While every presentation of East End Stories on Film at the Parrish Art Museum in Water Mill offers compelling reasons to see it, last Thursday’s version was particularly rewarding, coming primarily from Genie Henderson and the LTV archive, which dates back to the station’s beginnings in 1984.
Although there are many print documents and archives of the artists who worked and played here over the past century or so, the founding of LTV did as much for the artists as it did for the greater community in preserving a legacy that has only grown more vital and important with the passage of time. Members of the artistic community such as Elaine Benson, Priscilla Bowden, Howard Kanovitz, and Jeffrey Potter hosted shows where artists came on and discussed their lives and work.
Ms. Henderson said the event was the first time the archives had been presented publicly in such a fashion. With 800 shows to choose from, it had to be done on a selective basis and primarily through excerpts.
Connie Fox, who with her husband was one of the first of many artists who saw the value in such an enterprise, was also one of the first to take up a camera and go out and shoot video for the fledgling public access station. One of her early projects was a tour of the 1983 Willem de Kooning retrospective at the Whitney Museum of American Art with Elaine de Kooning. Frazer Dougherty, one of the founders of the station, operated the camera while de Kooning toured the show, “speaking totally extemporaneously about what she remembered. That’s what this video is. Just that, plain and simple.”
De Kooning offered anecdotes about certain paintings, how long they took, who bought them, how her husband titled them, and what influenced them. Stopping at “Rosy Fingered Dawn at Louse Point,” she noted that 1963, when it was painted, “was the year that he really moved completely from New York City to East Hampton,” leading to a marked change in the work and a new appreciation for light and color. The paintings began incorporating “huge areas that just express light and much less of a stress on contours. The city paintings were much more congested, with closeness of forms and compacted areas. These paintings were unleashed. It was almost a gesture of light . . . in these sweeping strokes.”
Included in the presentation was a trailer for the film “Castles in the Sand.” Produced by Max Scott and based on Helen Harrison’s book “Hamptons Bohemia,” it has archival footage and recent interviews with artists such as Jameson Ellis, John Alexander, Keith Sonnier, Donald Sultan, and Jane Martin in which they reflect on the meaning of the area’s historic legacy to those working in the present day.
Ms. Harrison is the narrator of the film and introduced the trailer, which she said would be part of a much longer documentary. The clips showed artists such as Ibram Lassaw and Paul Brach speaking about the beach scene at Georgica and Peter Mattheissen recalling that it was once said, “If you dropped a bomb on a cocktail party in Sagaponack, you’d wipe out three-quarters of the American literary establishment.” Taking up the theme of drinking, Bill King said the whole South Fork artistic community, particularly the Abstract Expressionists, “floated on a sea of alcohol.”
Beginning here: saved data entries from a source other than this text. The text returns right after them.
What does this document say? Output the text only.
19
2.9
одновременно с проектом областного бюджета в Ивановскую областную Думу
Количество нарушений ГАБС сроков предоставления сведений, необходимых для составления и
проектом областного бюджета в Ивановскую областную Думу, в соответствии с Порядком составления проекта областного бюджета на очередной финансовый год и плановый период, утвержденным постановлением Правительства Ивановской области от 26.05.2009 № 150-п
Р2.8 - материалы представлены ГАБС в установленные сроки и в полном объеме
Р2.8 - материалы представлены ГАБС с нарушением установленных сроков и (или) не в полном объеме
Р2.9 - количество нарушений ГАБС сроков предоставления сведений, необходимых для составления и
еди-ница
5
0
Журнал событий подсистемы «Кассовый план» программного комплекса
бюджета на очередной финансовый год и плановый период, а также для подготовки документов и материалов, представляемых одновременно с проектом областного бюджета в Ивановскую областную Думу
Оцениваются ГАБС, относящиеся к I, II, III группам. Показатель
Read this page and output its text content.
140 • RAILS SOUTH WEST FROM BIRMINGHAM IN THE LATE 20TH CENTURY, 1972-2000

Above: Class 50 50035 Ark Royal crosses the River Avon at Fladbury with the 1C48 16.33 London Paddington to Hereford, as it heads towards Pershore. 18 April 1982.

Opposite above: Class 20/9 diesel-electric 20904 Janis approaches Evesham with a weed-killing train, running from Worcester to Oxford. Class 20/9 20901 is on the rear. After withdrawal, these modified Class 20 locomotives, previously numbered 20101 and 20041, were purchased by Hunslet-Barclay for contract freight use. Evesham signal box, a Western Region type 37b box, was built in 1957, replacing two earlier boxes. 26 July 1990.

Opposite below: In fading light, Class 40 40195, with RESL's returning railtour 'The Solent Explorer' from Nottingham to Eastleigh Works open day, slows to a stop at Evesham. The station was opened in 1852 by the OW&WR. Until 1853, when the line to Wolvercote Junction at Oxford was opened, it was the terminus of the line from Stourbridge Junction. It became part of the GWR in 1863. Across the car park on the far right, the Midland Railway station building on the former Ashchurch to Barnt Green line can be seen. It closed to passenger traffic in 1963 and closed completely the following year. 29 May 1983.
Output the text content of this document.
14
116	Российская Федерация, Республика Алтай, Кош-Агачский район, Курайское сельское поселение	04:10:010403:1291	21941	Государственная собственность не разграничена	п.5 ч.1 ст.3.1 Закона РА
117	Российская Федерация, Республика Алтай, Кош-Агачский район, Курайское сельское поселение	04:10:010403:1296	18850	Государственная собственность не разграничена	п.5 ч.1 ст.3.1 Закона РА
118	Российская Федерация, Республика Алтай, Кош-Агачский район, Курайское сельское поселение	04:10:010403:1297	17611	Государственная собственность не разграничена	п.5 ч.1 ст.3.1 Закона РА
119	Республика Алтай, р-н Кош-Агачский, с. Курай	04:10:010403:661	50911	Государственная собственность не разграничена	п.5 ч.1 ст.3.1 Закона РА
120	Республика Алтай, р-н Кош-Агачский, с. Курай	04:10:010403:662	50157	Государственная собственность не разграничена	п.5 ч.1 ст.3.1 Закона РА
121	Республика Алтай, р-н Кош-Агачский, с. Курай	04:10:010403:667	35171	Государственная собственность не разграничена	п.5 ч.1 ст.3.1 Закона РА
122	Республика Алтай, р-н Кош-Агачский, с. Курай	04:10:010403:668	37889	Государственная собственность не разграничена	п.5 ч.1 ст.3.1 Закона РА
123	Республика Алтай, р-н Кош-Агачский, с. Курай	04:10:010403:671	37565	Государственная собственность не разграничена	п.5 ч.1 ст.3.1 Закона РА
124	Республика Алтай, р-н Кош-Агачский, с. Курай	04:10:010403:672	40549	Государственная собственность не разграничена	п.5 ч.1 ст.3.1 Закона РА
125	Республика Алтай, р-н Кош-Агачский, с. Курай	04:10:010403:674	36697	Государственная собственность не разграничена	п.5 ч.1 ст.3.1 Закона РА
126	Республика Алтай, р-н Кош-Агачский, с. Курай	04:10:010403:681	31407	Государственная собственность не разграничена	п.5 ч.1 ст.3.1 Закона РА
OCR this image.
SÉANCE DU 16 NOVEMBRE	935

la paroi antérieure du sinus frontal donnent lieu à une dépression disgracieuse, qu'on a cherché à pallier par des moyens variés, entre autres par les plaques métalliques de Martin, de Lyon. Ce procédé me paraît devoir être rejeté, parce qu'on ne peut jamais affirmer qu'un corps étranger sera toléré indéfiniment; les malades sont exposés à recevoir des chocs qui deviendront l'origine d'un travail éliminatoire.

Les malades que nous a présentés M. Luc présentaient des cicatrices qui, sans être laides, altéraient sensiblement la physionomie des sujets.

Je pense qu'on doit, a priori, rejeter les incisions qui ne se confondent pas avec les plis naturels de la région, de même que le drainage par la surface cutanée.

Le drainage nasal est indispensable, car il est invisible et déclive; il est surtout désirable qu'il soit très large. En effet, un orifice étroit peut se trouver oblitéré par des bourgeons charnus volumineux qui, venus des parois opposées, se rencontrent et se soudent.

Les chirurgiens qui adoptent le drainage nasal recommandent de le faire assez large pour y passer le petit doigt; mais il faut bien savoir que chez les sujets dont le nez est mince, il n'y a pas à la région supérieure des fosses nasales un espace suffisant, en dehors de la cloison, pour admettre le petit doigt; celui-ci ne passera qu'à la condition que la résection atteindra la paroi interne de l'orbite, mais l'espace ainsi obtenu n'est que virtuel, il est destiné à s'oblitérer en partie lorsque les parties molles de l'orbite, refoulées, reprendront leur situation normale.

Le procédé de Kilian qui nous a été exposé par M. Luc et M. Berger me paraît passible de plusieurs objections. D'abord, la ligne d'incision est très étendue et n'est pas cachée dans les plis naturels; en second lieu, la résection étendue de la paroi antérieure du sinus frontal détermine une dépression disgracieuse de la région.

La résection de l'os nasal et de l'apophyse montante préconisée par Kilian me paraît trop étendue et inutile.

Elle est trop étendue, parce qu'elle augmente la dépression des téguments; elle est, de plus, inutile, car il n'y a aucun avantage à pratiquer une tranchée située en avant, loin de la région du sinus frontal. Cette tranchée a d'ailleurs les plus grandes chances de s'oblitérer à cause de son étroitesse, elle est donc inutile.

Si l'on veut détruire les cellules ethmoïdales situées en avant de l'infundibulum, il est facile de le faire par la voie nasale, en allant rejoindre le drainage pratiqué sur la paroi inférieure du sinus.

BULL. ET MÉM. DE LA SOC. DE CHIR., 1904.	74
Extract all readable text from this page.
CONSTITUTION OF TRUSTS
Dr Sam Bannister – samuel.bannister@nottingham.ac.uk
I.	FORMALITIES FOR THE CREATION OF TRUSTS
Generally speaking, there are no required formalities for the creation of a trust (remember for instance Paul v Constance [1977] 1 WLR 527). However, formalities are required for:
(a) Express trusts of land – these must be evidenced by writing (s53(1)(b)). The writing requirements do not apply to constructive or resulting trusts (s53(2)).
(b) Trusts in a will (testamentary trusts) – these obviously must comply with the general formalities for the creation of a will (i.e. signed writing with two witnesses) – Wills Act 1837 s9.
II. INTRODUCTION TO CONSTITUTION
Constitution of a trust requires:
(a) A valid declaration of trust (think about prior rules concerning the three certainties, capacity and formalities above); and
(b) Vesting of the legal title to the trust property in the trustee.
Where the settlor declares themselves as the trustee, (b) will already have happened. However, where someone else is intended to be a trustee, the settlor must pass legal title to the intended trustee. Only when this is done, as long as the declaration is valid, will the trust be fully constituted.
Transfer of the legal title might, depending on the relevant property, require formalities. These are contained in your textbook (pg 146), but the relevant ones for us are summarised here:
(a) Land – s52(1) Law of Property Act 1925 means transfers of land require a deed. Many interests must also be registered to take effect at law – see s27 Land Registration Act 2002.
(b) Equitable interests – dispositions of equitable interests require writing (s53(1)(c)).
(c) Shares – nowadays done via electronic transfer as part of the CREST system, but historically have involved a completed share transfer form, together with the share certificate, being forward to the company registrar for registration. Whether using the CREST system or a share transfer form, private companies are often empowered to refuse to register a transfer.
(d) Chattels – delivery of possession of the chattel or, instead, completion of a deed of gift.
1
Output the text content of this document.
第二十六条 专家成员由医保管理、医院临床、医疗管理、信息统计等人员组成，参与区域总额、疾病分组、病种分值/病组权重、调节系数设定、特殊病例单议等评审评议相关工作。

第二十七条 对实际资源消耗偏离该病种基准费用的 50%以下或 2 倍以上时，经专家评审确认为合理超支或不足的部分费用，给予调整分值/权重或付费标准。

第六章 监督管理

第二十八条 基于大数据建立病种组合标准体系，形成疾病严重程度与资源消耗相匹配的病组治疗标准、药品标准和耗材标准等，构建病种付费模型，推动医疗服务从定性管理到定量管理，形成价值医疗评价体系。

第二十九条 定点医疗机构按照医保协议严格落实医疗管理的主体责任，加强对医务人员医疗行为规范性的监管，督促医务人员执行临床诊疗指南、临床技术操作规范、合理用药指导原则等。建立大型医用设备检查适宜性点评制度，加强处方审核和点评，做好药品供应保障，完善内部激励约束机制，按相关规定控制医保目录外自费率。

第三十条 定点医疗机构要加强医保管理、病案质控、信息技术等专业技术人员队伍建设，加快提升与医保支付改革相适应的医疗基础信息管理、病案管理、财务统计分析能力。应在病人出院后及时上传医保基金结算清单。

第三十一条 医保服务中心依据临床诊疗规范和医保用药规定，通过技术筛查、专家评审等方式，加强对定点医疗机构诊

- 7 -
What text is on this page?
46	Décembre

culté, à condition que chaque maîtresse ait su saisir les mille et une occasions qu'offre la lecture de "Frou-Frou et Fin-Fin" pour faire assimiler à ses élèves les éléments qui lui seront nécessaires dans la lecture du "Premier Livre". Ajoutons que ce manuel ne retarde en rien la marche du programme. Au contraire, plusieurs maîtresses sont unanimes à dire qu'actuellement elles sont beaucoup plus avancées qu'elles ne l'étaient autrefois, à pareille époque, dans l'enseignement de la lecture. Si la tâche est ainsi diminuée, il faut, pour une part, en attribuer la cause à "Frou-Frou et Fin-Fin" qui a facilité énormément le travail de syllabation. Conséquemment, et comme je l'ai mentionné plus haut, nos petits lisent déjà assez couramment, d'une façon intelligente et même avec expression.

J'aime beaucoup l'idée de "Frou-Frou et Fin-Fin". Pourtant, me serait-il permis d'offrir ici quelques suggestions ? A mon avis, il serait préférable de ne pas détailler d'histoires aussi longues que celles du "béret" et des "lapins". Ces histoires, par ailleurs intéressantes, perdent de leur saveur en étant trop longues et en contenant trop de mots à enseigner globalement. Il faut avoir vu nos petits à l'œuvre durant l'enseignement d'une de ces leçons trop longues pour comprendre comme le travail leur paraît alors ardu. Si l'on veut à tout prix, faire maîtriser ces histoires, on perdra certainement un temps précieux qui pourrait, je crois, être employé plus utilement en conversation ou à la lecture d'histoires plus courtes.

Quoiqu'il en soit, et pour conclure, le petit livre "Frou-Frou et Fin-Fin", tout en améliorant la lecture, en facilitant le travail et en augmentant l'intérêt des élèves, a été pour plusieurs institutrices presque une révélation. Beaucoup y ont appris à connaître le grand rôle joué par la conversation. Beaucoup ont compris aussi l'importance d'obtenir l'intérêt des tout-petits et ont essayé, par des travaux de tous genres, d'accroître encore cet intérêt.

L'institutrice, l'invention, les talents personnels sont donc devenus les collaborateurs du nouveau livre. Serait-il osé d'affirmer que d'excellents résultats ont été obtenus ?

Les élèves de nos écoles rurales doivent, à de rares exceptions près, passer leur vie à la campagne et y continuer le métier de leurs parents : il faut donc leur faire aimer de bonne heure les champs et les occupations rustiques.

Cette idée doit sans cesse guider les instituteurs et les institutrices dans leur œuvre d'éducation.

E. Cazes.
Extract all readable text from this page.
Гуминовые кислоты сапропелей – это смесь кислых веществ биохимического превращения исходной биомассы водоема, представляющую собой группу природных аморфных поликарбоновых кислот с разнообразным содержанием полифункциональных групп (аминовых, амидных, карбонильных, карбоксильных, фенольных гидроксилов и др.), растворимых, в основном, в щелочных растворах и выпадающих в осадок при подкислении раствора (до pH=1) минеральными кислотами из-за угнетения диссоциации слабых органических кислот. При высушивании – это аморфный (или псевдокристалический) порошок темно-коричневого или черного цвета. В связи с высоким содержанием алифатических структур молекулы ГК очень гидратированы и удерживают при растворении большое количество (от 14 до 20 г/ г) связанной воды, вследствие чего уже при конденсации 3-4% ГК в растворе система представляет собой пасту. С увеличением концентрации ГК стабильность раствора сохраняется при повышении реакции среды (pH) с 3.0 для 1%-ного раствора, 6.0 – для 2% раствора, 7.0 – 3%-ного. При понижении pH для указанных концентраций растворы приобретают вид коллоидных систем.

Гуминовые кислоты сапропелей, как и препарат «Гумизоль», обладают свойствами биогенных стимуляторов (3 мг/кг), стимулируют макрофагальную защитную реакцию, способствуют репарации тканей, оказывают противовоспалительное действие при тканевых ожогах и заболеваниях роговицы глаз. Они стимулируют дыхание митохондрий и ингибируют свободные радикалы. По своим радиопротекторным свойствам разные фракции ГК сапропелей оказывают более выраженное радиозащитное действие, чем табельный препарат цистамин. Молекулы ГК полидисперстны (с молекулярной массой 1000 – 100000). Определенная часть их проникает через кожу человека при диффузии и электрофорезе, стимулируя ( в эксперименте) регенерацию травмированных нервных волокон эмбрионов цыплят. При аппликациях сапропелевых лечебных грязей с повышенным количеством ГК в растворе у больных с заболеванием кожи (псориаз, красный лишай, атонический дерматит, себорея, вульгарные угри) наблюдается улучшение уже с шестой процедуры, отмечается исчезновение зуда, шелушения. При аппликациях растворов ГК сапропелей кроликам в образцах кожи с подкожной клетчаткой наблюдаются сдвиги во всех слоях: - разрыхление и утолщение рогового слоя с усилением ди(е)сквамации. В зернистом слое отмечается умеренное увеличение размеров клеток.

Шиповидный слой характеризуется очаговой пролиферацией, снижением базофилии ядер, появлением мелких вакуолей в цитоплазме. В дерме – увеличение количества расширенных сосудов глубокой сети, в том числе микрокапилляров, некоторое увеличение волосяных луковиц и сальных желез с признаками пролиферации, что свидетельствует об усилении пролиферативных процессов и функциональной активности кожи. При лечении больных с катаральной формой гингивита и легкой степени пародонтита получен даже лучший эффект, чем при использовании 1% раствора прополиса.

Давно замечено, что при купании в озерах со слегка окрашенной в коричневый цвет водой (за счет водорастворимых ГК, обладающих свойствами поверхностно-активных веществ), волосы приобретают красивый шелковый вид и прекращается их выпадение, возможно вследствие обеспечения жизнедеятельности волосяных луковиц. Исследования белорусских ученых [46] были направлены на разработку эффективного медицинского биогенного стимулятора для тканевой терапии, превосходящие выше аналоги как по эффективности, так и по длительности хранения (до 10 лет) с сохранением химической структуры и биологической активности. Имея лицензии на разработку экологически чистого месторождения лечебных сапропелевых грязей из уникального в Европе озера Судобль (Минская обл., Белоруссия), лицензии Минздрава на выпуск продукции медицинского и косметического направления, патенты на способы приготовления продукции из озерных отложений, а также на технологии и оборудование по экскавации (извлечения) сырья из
These clips were complemented by more footage from the LTV archives and a screening of a 1972 film by Howard Kanovitz that documents his painting of the picture “Hamptons Drive-In.” The work was recently acquired for the Parrish’s permanent collection and is on view in the new museum. The film follows a painstaking process involving photography, stencils, and airbrushes to create the illusion of what has become known as Photorealism. The old Hamptons Drive-In theater is depicted complete with an image of Joel Grey from “Cabaret” on the screen.
The film is by turns serious and whimsical and embodies a free-spiritedness that seems to mark the best inclinations of the artists who were attracted to this area: all of them very serious people who still knew how to have fun.